Manufactured Chaos and the Erosion of Democracy
I don’t think the administration fears civil unrest.
I think they’re counting on it.
Because civil unrest gives cover.
It justifies militarized responses.
It reframes peaceful dissent as “public safety threats.”
It creates the conditions where extraordinary measures suddenly feel “necessary.”
And once that door opens, the playbook is familiar:
•Escalate force
•Blame protesters
•Declare order is at risk
•Normalize military presence
•Question whether elections can even be “safely” held
That’s not paranoia. That’s history.
If you want to delay elections, undermine turnout, or create a legal argument for postponing midterms, you don’t start by saying it out loud.
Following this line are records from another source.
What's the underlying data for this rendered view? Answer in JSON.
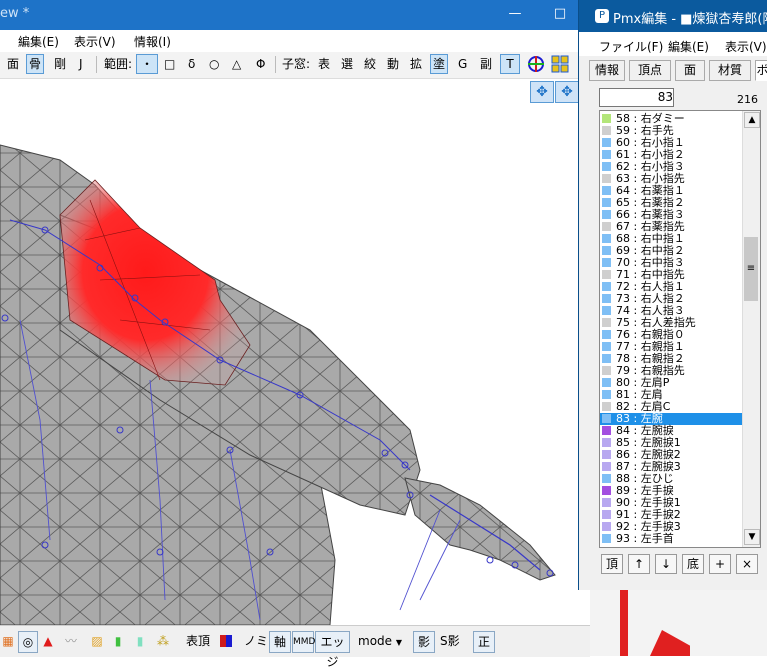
{
  "main": {
    "title": "ew *",
    "menu": [
      "編集(E)",
      "表示(V)",
      "情報(I)"
    ],
    "toolbar": {
      "mode_items": [
        "面",
        "骨",
        "剛",
        "J"
      ],
      "range_label": "範囲:",
      "range_items": [
        "・",
        "□",
        "δ",
        "○",
        "△",
        "Φ"
      ],
      "child_label": "子窓:",
      "child_items": [
        "表",
        "選",
        "絞",
        "動",
        "拡",
        "塗",
        "G",
        "副",
        "T"
      ]
    },
    "bottom": {
      "show_top": "表頂",
      "nomi": "ノミ",
      "axis": "軸",
      "mmd": "MMD",
      "edge": "エッジ",
      "mode": "mode",
      "shadow": "影",
      "s_shadow": "S影",
      "seimen": "正"
    }
  },
  "pmx": {
    "title": "Pmx編集 - ■煉獄杏寿郎(隊服",
    "menu": [
      "ファイル(F)",
      "編集(E)",
      "表示(V)"
    ],
    "tabs": [
      "情報",
      "頂点",
      "面",
      "材質",
      "ボ"
    ],
    "index_value": "83",
    "count": "216",
    "bones": [
      {
        "label": "58 : 右ダミー",
        "color": "#b3e67a"
      },
      {
        "label": "59 : 右手先",
        "color": "#cfcfcf"
      },
      {
        "label": "60 : 右小指１",
        "color": "#7fbff5"
      },
      {
        "label": "61 : 右小指２",
        "color": "#7fbff5"
      },
      {
        "label": "62 : 右小指３",
        "color": "#7fbff5"
      },
      {
        "label": "63 : 右小指先",
        "color": "#cfcfcf"
      },
      {
        "label": "64 : 右薬指１",
        "color": "#7fbff5"
      },
      {
        "label": "65 : 右薬指２",
        "color": "#7fbff5"
      },
      {
        "label": "66 : 右薬指３",
        "color": "#7fbff5"
      },
      {
        "label": "67 : 右薬指先",
        "color": "#cfcfcf"
      },
      {
        "label": "68 : 右中指１",
        "color": "#7fbff5"
      },
      {
        "label": "69 : 右中指２",
        "color": "#7fbff5"
      },
      {
        "label": "70 : 右中指３",
        "color": "#7fbff5"
      },
      {
        "label": "71 : 右中指先",
        "color": "#cfcfcf"
      },
      {
        "label": "72 : 右人指１",
        "color": "#7fbff5"
      },
      {
        "label": "73 : 右人指２",
        "color": "#7fbff5"
      },
      {
        "label": "74 : 右人指３",
        "color": "#7fbff5"
      },
      {
        "label": "75 : 右人差指先",
        "color": "#cfcfcf"
      },
      {
        "label": "76 : 右親指０",
        "color": "#7fbff5"
      },
      {
        "label": "77 : 右親指１",
        "color": "#7fbff5"
      },
      {
        "label": "78 : 右親指２",
        "color": "#7fbff5"
      },
      {
        "label": "79 : 右親指先",
        "color": "#cfcfcf"
      },
      {
        "label": "80 : 左肩P",
        "color": "#7fbff5"
      },
      {
        "label": "81 : 左肩",
        "color": "#7fbff5"
      },
      {
        "label": "82 : 左肩C",
        "color": "#cfcfcf"
      },
      {
        "label": "83 : 左腕",
        "color": "#7fbff5",
        "selected": true
      },
      {
        "label": "84 : 左腕捩",
        "color": "#a34ee0"
      },
      {
        "label": "85 : 左腕捩1",
        "color": "#b8a8f0"
      },
      {
        "label": "86 : 左腕捩2",
        "color": "#b8a8f0"
      },
      {
        "label": "87 : 左腕捩3",
        "color": "#b8a8f0"
      },
      {
        "label": "88 : 左ひじ",
        "color": "#7fbff5"
      },
      {
        "label": "89 : 左手捩",
        "color": "#a34ee0"
      },
      {
        "label": "90 : 左手捩1",
        "color": "#b8a8f0"
      },
      {
        "label": "91 : 左手捩2",
        "color": "#b8a8f0"
      },
      {
        "label": "92 : 左手捩3",
        "color": "#b8a8f0"
      },
      {
        "label": "93 : 左手首",
        "color": "#7fbff5"
      }
    ],
    "buttons": [
      "頂",
      "↑",
      "↓",
      "底",
      "+",
      "×"
    ]
  }
}
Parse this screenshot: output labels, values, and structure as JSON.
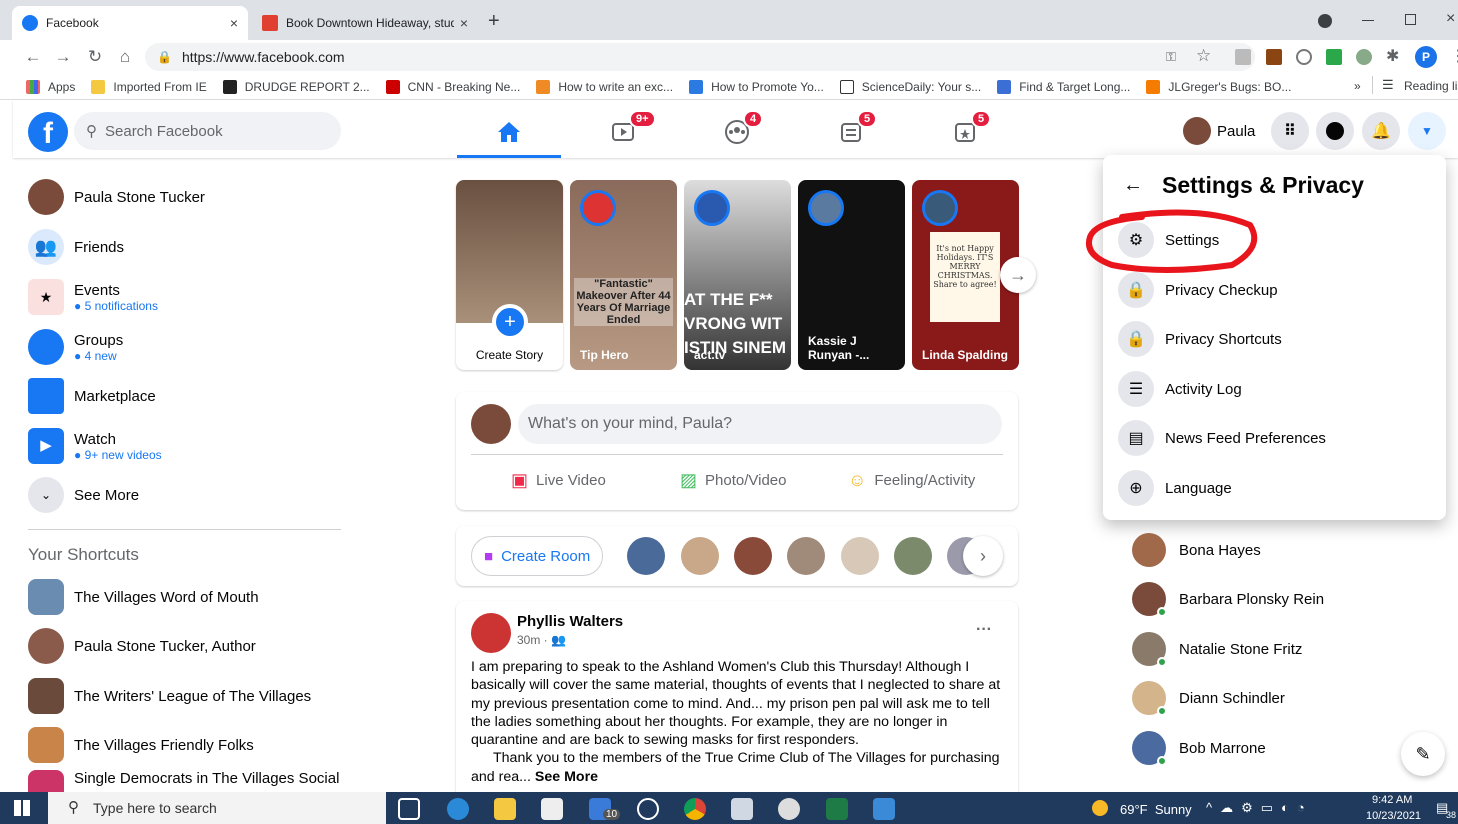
{
  "browser": {
    "tabs": [
      {
        "label": "Facebook",
        "close": "×"
      },
      {
        "label": "Book Downtown Hideaway, stud",
        "close": "×"
      }
    ],
    "new_tab": "+",
    "url": "https://www.facebook.com",
    "bookmarks": [
      "Apps",
      "Imported From IE",
      "DRUDGE REPORT 2...",
      "CNN - Breaking Ne...",
      "How to write an exc...",
      "How to Promote Yo...",
      "ScienceDaily: Your s...",
      "Find & Target Long...",
      "JLGreger's Bugs: BO..."
    ],
    "overflow": "»",
    "reading_list": "Reading list",
    "profile_initial": "P"
  },
  "fb": {
    "logo": "f",
    "search_placeholder": "Search Facebook",
    "nav_badges": {
      "watch": "9+",
      "groups": "4",
      "pages": "5",
      "events": "5"
    },
    "user_name": "Paula"
  },
  "left": {
    "items": [
      {
        "label": "Paula Stone Tucker",
        "sub": ""
      },
      {
        "label": "Friends",
        "sub": ""
      },
      {
        "label": "Events",
        "sub": "5 notifications"
      },
      {
        "label": "Groups",
        "sub": "4 new"
      },
      {
        "label": "Marketplace",
        "sub": ""
      },
      {
        "label": "Watch",
        "sub": "9+ new videos"
      },
      {
        "label": "See More",
        "sub": ""
      }
    ],
    "shortcuts_title": "Your Shortcuts",
    "shortcuts": [
      "The Villages Word of Mouth",
      "Paula Stone Tucker, Author",
      "The Writers' League of The Villages",
      "The Villages Friendly Folks",
      "Single Democrats in The Villages Social"
    ]
  },
  "stories": [
    {
      "name": "Create Story"
    },
    {
      "name": "Tip Hero",
      "caption": "\"Fantastic\" Makeover After 44 Years Of Marriage Ended"
    },
    {
      "name": "act.tv",
      "caption": "AT THE F** VRONG WIT ISTIN SINEM"
    },
    {
      "name": "Kassie J Runyan -..."
    },
    {
      "name": "Linda Spalding",
      "caption": "It's not Happy Holidays. IT'S MERRY CHRISTMAS. Share to agree!"
    }
  ],
  "composer": {
    "placeholder": "What's on your mind, Paula?",
    "actions": [
      "Live Video",
      "Photo/Video",
      "Feeling/Activity"
    ]
  },
  "rooms": {
    "create": "Create Room"
  },
  "post": {
    "author": "Phyllis Walters",
    "meta": "30m ·",
    "menu": "···",
    "text": "I am preparing to speak to the Ashland Women's Club this Thursday! Although I basically will cover the same material, thoughts of events that I neglected to share at my previous presentation come to mind.  And... my prison pen pal will ask me to tell the ladies something about her thoughts. For example, they are no longer in quarantine and are back to sewing masks for first responders.",
    "text2": "Thank you to the members of the True Crime Club of The Villages for purchasing and rea...",
    "see_more": "See More"
  },
  "settings_menu": {
    "title": "Settings & Privacy",
    "items": [
      "Settings",
      "Privacy Checkup",
      "Privacy Shortcuts",
      "Activity Log",
      "News Feed Preferences",
      "Language"
    ]
  },
  "contacts": [
    "Bona Hayes",
    "Barbara Plonsky Rein",
    "Natalie Stone Fritz",
    "Diann Schindler",
    "Bob Marrone"
  ],
  "taskbar": {
    "search": "Type here to search",
    "weather": "69°F  Sunny",
    "time": "9:42 AM",
    "date": "10/23/2021",
    "mail_badge": "10",
    "notif": "38"
  }
}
You start by manufacturing instability — or letting it spiral while pretending your hands are clean.
Here’s the part people don’t want to hear:
Uncontrolled rage, smashed windows, and reactionary violence don’t threaten power —
they serve it.
They hand authoritarians exactly what they need:
“See? We tried restraint. Now we must act.”
This is why discipline matters.
This is why facts matter.
This is why peaceful protest isn’t weakness — it’s strategy.
They want chaos.
They want images.
They want justification.
Don’t give it to them.
Hold the line.
Protect the process.
And stop mistaking emotional release for resistance.
History doesn’t remember who was loudest.
It remembers who stayed focused when provocation was the point.